Direct imports of bitumen to Europe from Canada are now small but are "expected to grow rapidly in the next 10 years." The report estimated that the refining of bitumen into gasoline or jet fuel would result in 150 per cent higher emissions than conventional European imports.
'Lack of detailed data on tar sands'
Like researchers at the University of Toronto and Calgary, the authors of the ICCT report characterized the quality of data on carbon intensity from the tar sands as poor: "There is a lack of detailed data/transparency on tar sands projects."
The report explained that tar sands had a large carbon footprint due to "energy-intensive extraction and upgrading." (Bitumen has a gravity of 10 while the world's cleanest oils have API gravity higher than 35.) The dirtiness of Iranian and Venezuela crudes was attributed to the enormous amount of gas burned or vented during their extraction.
Emissions from 3,000 different oil fields included in the study varied greatly or by a factor of five. In fact Canadian oil illustrates the challenging difference between light (conventional) and ultra-heavy (unconventional) crude. The tar sands, noted the report, has "four times the emissions of Hibernia," a light oil.
Nevertheless, the Alberta government now refers to oil sands development as a "clean energy story." Ruled by one party rule for 40 years, the government says it will reduce emissions with technologies that "remain to be proven" or "have yet to be imagined."
Suggested fixes
The ICCT report recommends several remedies to reduce production emissions from high carbon fields. For starters oil companies should monitor flaring and leaks (fugitive emissions) and then actively decrease wastage, a practice now common in Canada but not in Africa or Russia.

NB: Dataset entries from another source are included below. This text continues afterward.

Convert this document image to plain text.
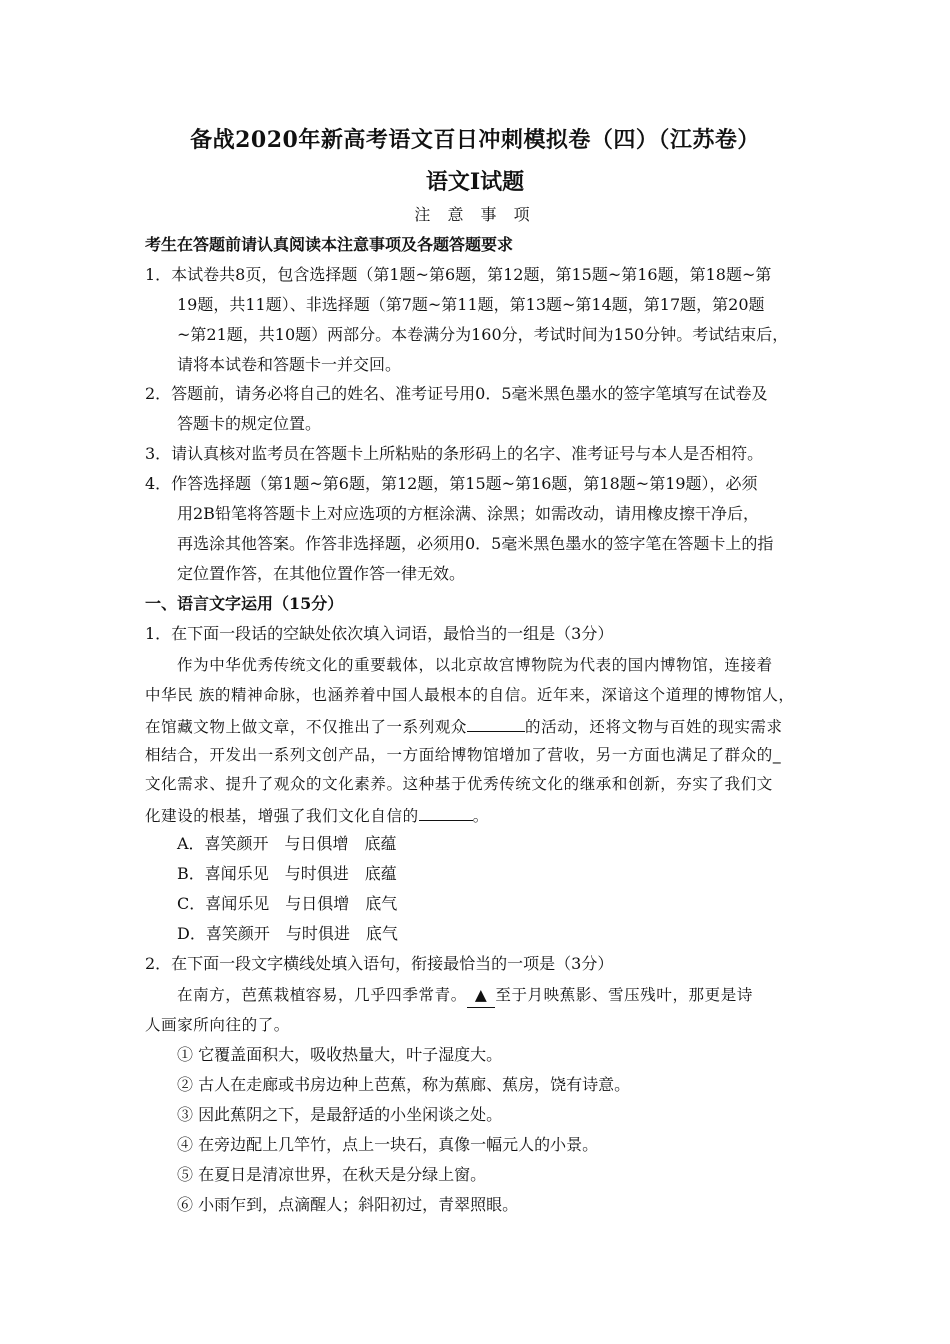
备战2020年新高考语文百日冲刺模拟卷（四）（江苏卷）
语文Ⅰ试题
注 意 事 项
考生在答题前请认真阅读本注意事项及各题答题要求
1．本试卷共8页，包含选择题（第1题~第6题，第12题，第15题~第16题，第18题~第
19题，共11题）、非选择题（第7题~第11题，第13题~第14题，第17题，第20题
~第21题，共10题）两部分。本卷满分为160分，考试时间为150分钟。考试结束后，
请将本试卷和答题卡一并交回。
2．答题前，请务必将自己的姓名、准考证号用0．5毫米黑色墨水的签字笔填写在试卷及
答题卡的规定位置。
3．请认真核对监考员在答题卡上所粘贴的条形码上的名字、准考证号与本人是否相符。
4．作答选择题（第1题~第6题，第12题，第15题~第16题，第18题~第19题），必须
用2B铅笔将答题卡上对应选项的方框涂满、涂黑；如需改动，请用橡皮擦干净后，
再选涂其他答案。作答非选择题，必须用0．5毫米黑色墨水的签字笔在答题卡上的指
定位置作答，在其他位置作答一律无效。
一、语言文字运用（15分）
1．在下面一段话的空缺处依次填入词语，最恰当的一组是（3分）
作为中华优秀传统文化的重要载体，以北京故宫博物院为代表的国内博物馆，连接着
中华民 族的精神命脉，也涵养着中国人最根本的自信。近年来，深谙这个道理的博物馆人，
在馆藏文物上做文章，不仅推出了一系列观众	的活动，还将文物与百姓的现实需求
相结合，开发出一系列文创产品，一方面给博物馆增加了营收，另一方面也满足了群众的_
文化需求、提升了观众的文化素养。这种基于优秀传统文化的继承和创新，夯实了我们文
化建设的根基，增强了我们文化自信的	。
A．喜笑颜开　与日俱增　底蕴
B．喜闻乐见　与时俱进　底蕴
C．喜闻乐见　与日俱增　底气
D．喜笑颜开　与时俱进　底气
2．在下面一段文字横线处填入语句，衔接最恰当的一项是（3分）
在南方，芭蕉栽植容易，几乎四季常青。 ▲ 至于月映蕉影、雪压残叶，那更是诗
人画家所向往的了。
① 它覆盖面积大，吸收热量大，叶子湿度大。
② 古人在走廊或书房边种上芭蕉，称为蕉廊、蕉房，饶有诗意。
③ 因此蕉阴之下，是最舒适的小坐闲谈之处。
④ 在旁边配上几竿竹，点上一块石，真像一幅元人的小景。
⑤ 在夏日是清凉世界，在秋天是分绿上窗。
⑥ 小雨乍到，点滴醒人；斜阳初过，青翠照眼。
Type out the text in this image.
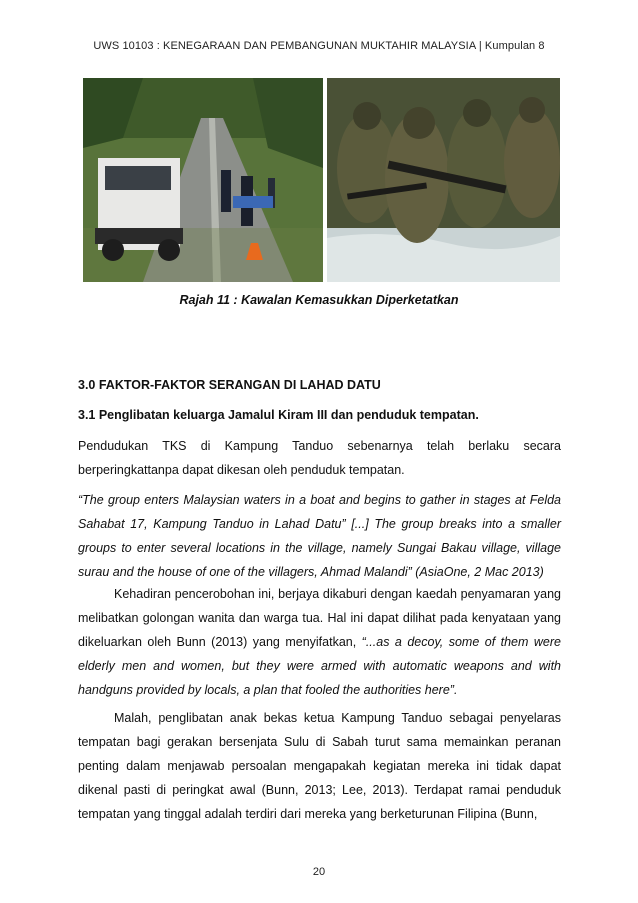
UWS 10103 : KENEGARAAN DAN PEMBANGUNAN MUKTAHIR MALAYSIA | Kumpulan 8
Rajah 11 : Kawalan Kemasukkan Diperketatkan
3.0 FAKTOR-FAKTOR SERANGAN DI LAHAD DATU
3.1 Penglibatan keluarga Jamalul Kiram III dan penduduk tempatan.

Pendudukan TKS di Kampung Tanduo sebenarnya telah berlaku secara berperingkattanpa dapat dikesan oleh penduduk tempatan.

“The group enters Malaysian waters in a boat and begins to gather in stages at Felda Sahabat 17, Kampung Tanduo in Lahad Datu” [...] The group breaks into a smaller groups to enter several locations in the village, namely Sungai Bakau village, village surau and the house of one of the villagers, Ahmad Malandi” (AsiaOne, 2 Mac 2013)

Kehadiran pencerobohan ini, berjaya dikaburi dengan kaedah penyamaran yang melibatkan golongan wanita dan warga tua. Hal ini dapat dilihat pada kenyataan yang dikeluarkan oleh Bunn (2013) yang menyifatkan, “...as a decoy, some of them were elderly men and women, but they were armed with automatic weapons and with handguns provided by locals, a plan that fooled the authorities here”.

Malah, penglibatan anak bekas ketua Kampung Tanduo sebagai penyelaras tempatan bagi gerakan bersenjata Sulu di Sabah turut sama memainkan peranan penting dalam menjawab persoalan mengapakah kegiatan mereka ini tidak dapat dikenal pasti di peringkat awal (Bunn, 2013; Lee, 2013). Terdapat ramai penduduk tempatan yang tinggal adalah terdiri dari mereka yang berketurunan Filipina (Bunn,

20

Companies producing oil from fields containing a high percentage of natural gas should either conserve or market these gases or reinject them into the ground instead of burning them off.
Lastly, emissions from the tar sands could be reduced by "limiting its exploitation" or "by improving energy and carbon efficiencies such as using energy inputs with low carbon intensity."
The ICCT corroborates a recent U.S. study which predicted that emissions from processing heavy oil and natural bitumen blends were two to three times the average of conventional crudes.
For nearly 100 years engineers, scientists and politicians have referred to thick asphalt-like deposits of bitumen as tar sands. Even though the resource does not float on top of sand, industry rebranded the ultra-heavy crude as oil sands in the 1990s to make the sulfur-rich resource sound more accessible and clean.
While companies such as Total and Statoil often refer to bitumen as "extreme" or "difficult," former Alberta politicians have described the junk crude as "the jewel of hydrocarbons."
The ICCT is funded by a variety of U.S. charities including the William and Flora Hewlett Foundation.
Tyee writer in residence Andrew Nikiforuk is an award winning investigative journalist and author of the national best seller: Tar Sands: Dirty Oil and the Future of a Continent.